Bonus benefit: Friendships

            Looking at my own group of D&D friends, this game has brought people together who probably wouldn’t have met. We have a Hugo and Eisner award winning comic book artist, two medical professionals, an IT guru, two library employees, a teacher, a kitchen manager and an animal shelter specialist– and we fight off the forces of evil on a weekly basis. D&D brought complete strangers together and turned us into great friends. (It’s pretty difficult to kill a dragon together and not be friends.)

“The angry roar wakes your companions. They scramble to grab their weapons while dodging the giant claws of the angry white dragon that is descending upon them. The wizard of your party starts to unleash a spell against the dragon as giant jaws come dangerously close to the raging Barbarian. All of these happening within seconds of each other. What are you going to do?”

Photo supplied by author; Adult White Dragon, ready to attack. . . ROLL FOR INITIATIVE!

This blog post was written on behalf of the School-Age Programs and Services Committee by Amberdenise Puckett. When she is not doing storytimes and other programs for the Palm Beach County Library System, she is a Dungeon Master leading both 8-11 year olds and Teenagers through fantastical battles.

This post addresses the following ALSC Core Competencies: III. Programming Skills


[1] https://www.merriam-webster.com/dictionary/widdershins

3 comments

  1. Tori Ogawa

    This is fantastic! Our system has been contemplating how to get D&D programs for elementary students started, so this is a wonderful introduction to all the skills D&D helps kids develop. Any recommendations for how to get started for a librarian new to D&D?

    1. Amberdenise Puckett

      The easiest way to get started with DND is to find a game to play in. I was lucky to be at a branch during our renovation that had a monthly game. The DM running the game let me create a character and play along. The best way to get a handle on the rules and how to run a game is to play. I had only been playing for about 4 months before I started running games at my home branch and it was rough those first few months. But, with practice, I’ve gotten much better.

      I was really lucky when it came to getting a group going. Our system had two steady games when I started our teen group at my library and then when I started the younger kids group, the siblings of those kids signed up and brought their friends. I encourage parents to play in both my teen and the younger group and that helps.
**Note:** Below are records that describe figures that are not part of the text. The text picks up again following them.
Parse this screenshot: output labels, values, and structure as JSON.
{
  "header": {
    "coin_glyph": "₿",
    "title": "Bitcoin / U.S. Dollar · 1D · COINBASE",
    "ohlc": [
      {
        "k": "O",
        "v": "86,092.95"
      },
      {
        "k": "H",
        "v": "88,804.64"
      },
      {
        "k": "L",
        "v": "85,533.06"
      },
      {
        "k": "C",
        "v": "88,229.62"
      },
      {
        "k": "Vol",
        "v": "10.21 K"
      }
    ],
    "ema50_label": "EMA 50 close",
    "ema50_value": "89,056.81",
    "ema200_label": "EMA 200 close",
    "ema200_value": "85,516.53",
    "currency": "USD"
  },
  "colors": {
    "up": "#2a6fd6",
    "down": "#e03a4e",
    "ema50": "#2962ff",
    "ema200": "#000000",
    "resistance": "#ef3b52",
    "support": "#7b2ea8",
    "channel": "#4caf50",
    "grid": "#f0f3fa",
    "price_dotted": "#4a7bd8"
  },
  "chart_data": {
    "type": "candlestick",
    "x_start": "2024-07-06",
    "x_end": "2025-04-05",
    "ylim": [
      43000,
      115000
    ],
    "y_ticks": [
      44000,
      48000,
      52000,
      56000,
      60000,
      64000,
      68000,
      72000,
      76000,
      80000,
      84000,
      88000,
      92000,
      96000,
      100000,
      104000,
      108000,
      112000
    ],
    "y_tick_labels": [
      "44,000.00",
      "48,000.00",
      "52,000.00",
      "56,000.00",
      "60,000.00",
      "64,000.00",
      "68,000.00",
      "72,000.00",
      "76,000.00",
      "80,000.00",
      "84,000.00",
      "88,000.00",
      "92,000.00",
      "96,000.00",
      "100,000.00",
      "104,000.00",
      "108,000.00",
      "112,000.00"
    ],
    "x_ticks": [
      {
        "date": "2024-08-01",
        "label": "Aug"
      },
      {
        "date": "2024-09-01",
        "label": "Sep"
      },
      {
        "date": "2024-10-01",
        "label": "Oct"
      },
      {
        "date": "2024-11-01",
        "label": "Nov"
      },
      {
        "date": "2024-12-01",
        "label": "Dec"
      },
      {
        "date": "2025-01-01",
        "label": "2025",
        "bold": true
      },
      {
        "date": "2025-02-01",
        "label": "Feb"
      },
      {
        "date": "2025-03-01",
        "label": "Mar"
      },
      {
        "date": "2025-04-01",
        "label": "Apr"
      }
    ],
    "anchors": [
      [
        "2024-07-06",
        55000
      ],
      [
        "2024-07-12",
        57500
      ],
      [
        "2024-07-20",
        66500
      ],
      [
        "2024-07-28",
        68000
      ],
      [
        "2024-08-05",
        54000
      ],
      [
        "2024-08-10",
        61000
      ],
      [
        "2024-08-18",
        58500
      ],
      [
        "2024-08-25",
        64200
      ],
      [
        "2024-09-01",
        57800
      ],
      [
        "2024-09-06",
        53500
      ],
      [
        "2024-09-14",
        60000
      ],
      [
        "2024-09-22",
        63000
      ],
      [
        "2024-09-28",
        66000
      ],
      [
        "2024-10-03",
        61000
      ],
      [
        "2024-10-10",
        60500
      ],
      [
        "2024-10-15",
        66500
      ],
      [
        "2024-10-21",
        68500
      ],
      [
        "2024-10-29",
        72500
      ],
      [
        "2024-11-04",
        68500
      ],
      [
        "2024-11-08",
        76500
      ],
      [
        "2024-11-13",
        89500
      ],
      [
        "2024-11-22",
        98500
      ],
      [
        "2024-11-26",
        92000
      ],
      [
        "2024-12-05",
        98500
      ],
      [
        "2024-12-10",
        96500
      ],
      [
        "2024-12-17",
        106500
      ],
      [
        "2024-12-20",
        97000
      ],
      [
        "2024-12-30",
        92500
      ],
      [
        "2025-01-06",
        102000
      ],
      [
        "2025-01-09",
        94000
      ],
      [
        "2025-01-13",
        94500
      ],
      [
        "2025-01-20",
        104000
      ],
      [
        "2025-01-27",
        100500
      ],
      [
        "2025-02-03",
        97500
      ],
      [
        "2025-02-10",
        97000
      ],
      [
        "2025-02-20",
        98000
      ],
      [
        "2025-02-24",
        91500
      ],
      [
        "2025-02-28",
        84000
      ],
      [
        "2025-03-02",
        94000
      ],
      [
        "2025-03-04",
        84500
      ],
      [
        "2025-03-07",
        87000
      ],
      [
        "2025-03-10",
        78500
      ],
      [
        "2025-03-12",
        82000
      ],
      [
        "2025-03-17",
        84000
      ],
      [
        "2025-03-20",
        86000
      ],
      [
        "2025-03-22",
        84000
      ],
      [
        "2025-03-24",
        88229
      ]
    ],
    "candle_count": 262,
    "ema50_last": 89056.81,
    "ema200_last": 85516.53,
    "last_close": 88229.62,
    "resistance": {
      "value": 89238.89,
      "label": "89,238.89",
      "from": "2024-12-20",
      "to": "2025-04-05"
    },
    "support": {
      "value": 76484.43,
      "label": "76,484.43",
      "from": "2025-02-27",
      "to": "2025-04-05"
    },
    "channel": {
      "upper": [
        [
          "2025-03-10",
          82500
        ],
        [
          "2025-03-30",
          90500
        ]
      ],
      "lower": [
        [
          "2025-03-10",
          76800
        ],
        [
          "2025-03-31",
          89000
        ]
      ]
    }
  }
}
      If you are starting a group, I recommend getting a DNDBeyond account, talk to them ahead of time and they can set up a club account for your library system which will let you have larger campaigns. DNDBeyond will make character creation much easier. If your library buys the materials through dndbeyond, your players will have access to all source books you own. My kids each have their own free accounts and we (our Friends of the library) pay a yearly subscription for them to be able to access it through the games we create.

      I hope this helped, if not, I’ll try to answer more thoroughly. Good Luck!

  2. rockinlibrarian

    Don’t forget math! There’s not only adding and subtracting of hitpoints and calculating hits on monsters; I was helping my 7th grader with probability and statistics homework recently, and we had a laugh about how they’d already mastered most of it from rolling dice in RPGs!